Jak zwykle jest wkurwiony, z kolei z tyłu stoi smutna mama i oczywiście najważniejsza osoba w domu. Nie mogło jej przecież zabraknąć, a mowa tutaj o jak zwykle uśmiechniętej Sarze. Dziwnym trafem, zawsze kiedy mi się dostaje, to ona akurat jest w pobliżu. To na pewno nie jest przypadek.

— Za bardzo się upiłam i przenocowałam u Poli. Uprzedzając twoje pytanie, tak, całe dwa dni. Jak widać tyle właśnie potrzebowałam czasu. I tak wiem, wiem mogłam się odezwać. Przepraszam, to się więcej nie powtórzy. Koniec historii. Zadowolony?. — mówię na jednym wdechu chcąc uniknąć dalszych pytań.

— Mniej więcej.
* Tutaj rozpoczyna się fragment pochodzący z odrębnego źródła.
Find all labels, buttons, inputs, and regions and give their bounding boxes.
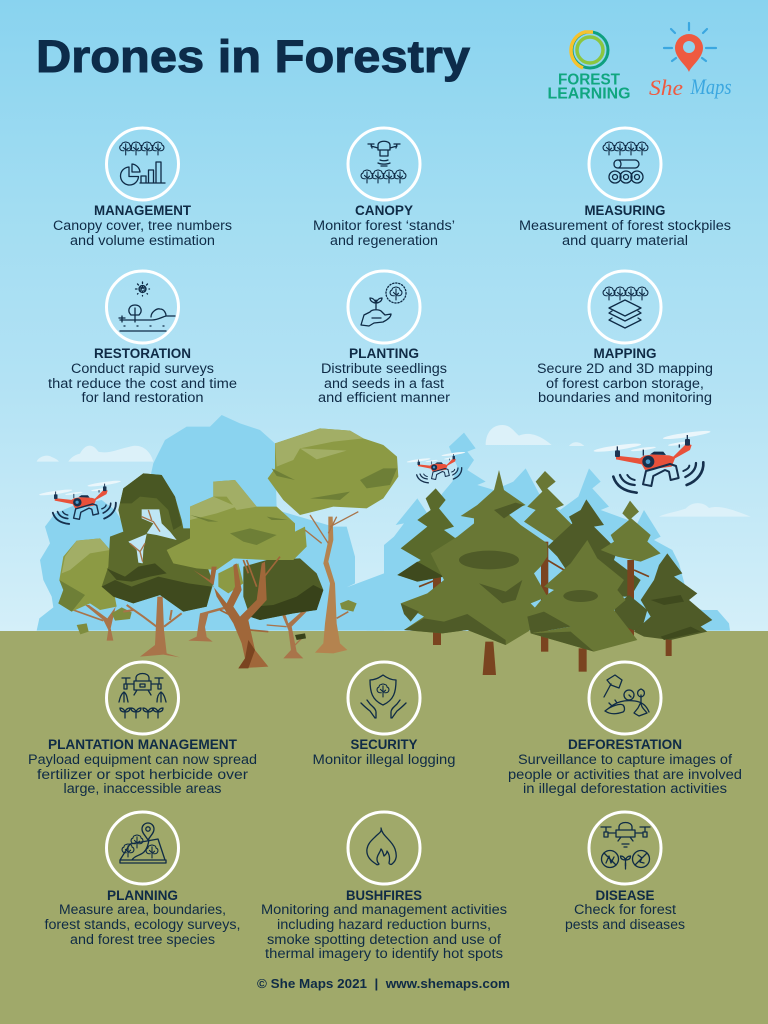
forest illustration [37,415,751,675]
panel: mapping: of forest carbon storage, [546,376,704,391]
icon: axe and felled trees [604,675,649,716]
panel: security: Monitor illegal logging [312,752,456,767]
panel: planning: forest stands, ecology surveys, [44,917,240,932]
panel: deforestation [508,662,742,796]
title: Drones in Forestry [36,31,470,82]
panel: security: SECURITY [350,737,418,752]
panel: plantation management: fertilizer or spot herbicide over [37,767,249,782]
blue background trees [37,415,730,631]
panel: mapping: Secure 2D and 3D mapping [537,361,713,376]
panel: canopy: and regeneration [330,233,438,248]
panel: planning: Measure area, boundaries, [59,902,226,917]
icon: spraying drone [119,674,166,718]
panel: planting [318,271,451,405]
clouds [37,425,751,517]
panel: plantation management: PLANTATION MANAGEMENT [48,737,238,752]
panel: restoration: RESTORATION [94,346,191,361]
sky background [0,0,768,632]
panel: management: Canopy cover, tree numbers [53,218,232,233]
panel: measuring: and quarry material [562,233,688,248]
tree: back trunk [188,606,227,642]
panel: disease [565,812,685,932]
panel: planning [44,812,240,947]
logo: Forest Learning: LEARNING [548,86,630,102]
panel: planting: PLANTING [349,346,419,361]
icon: flame [367,828,396,865]
icon: shield and hands [361,675,406,718]
ground [0,631,768,1024]
panel: mapping [537,271,713,405]
panel: planting: and seeds in a fast [324,376,444,391]
conifers [397,470,712,675]
panel: bushfires: Monitoring and management activities [261,902,507,917]
panel: security [312,662,456,767]
panel: disease: Check for forest [574,902,676,917]
panel: canopy: Monitor forest ‘stands’ [313,218,455,233]
icon: drone over trees [361,141,406,183]
large drone [593,429,711,493]
logo: She Maps: Maps [690,74,732,99]
panel: planting: Distribute seedlings [321,361,447,376]
footer credit: © She Maps 2021 | www.shemaps.com [257,976,510,991]
logo: She Maps [649,23,732,100]
panel: planting: and efficient manner [318,390,451,405]
panel: bushfires: including hazard reduction burns, [277,917,491,932]
panel: restoration: for land restoration [82,390,204,405]
logo: Forest Learning [548,32,630,102]
logo: Forest Learning: FOREST [558,72,621,88]
panel: disease: DISEASE [596,888,654,903]
panel: management [53,128,232,248]
icon: trees over layers [603,287,648,328]
panel: disease: pests and diseases [565,917,685,932]
panel: restoration: Conduct rapid surveys [71,361,214,376]
panel: planning: PLANNING [107,888,178,903]
panel: bushfires: BUSHFIRES [346,888,422,903]
panel: deforestation: people or activities that are involved [508,767,742,782]
icon: hand with seedling [361,283,406,326]
panel: mapping: MAPPING [594,346,656,361]
icon: trees and logs [603,142,648,183]
icon: sun and landscape [119,282,175,331]
panel: bushfires [261,812,507,961]
panel: plantation management: Payload equipment can now spread [28,752,257,767]
icon: map and pin [120,823,166,863]
panel: measuring [519,128,731,248]
panel: deforestation: in illegal deforestation activities [523,781,727,796]
panel: measuring: Measurement of forest stockpiles [519,218,731,233]
panel: bushfires: smoke spotting detection and use of [267,932,501,947]
panel: canopy [313,128,455,248]
panel: mapping: boundaries and monitoring [538,390,712,405]
icon: drone and pests [601,822,650,869]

Jednak nie jestem do końca przekonany czy mówisz prawdę.

— Jakoś Pola siedziała z Jagodą w salonie, a Ciebie nie było. — wtrąca się Sara.

Mogłam się tego spodziewać, że ta pokraka nie będzie stała bezczynnie. Norma.

— Może to dlatego, że spałam w innym pokoju?. Pola zamknęła go na klucz żeby nikt mi tam nie wchodził, lamusko. Z resztą to Ciebie nie dotyczy, więc łaskawie stul pysk. A teraz przepraszam, ale idę do siebie.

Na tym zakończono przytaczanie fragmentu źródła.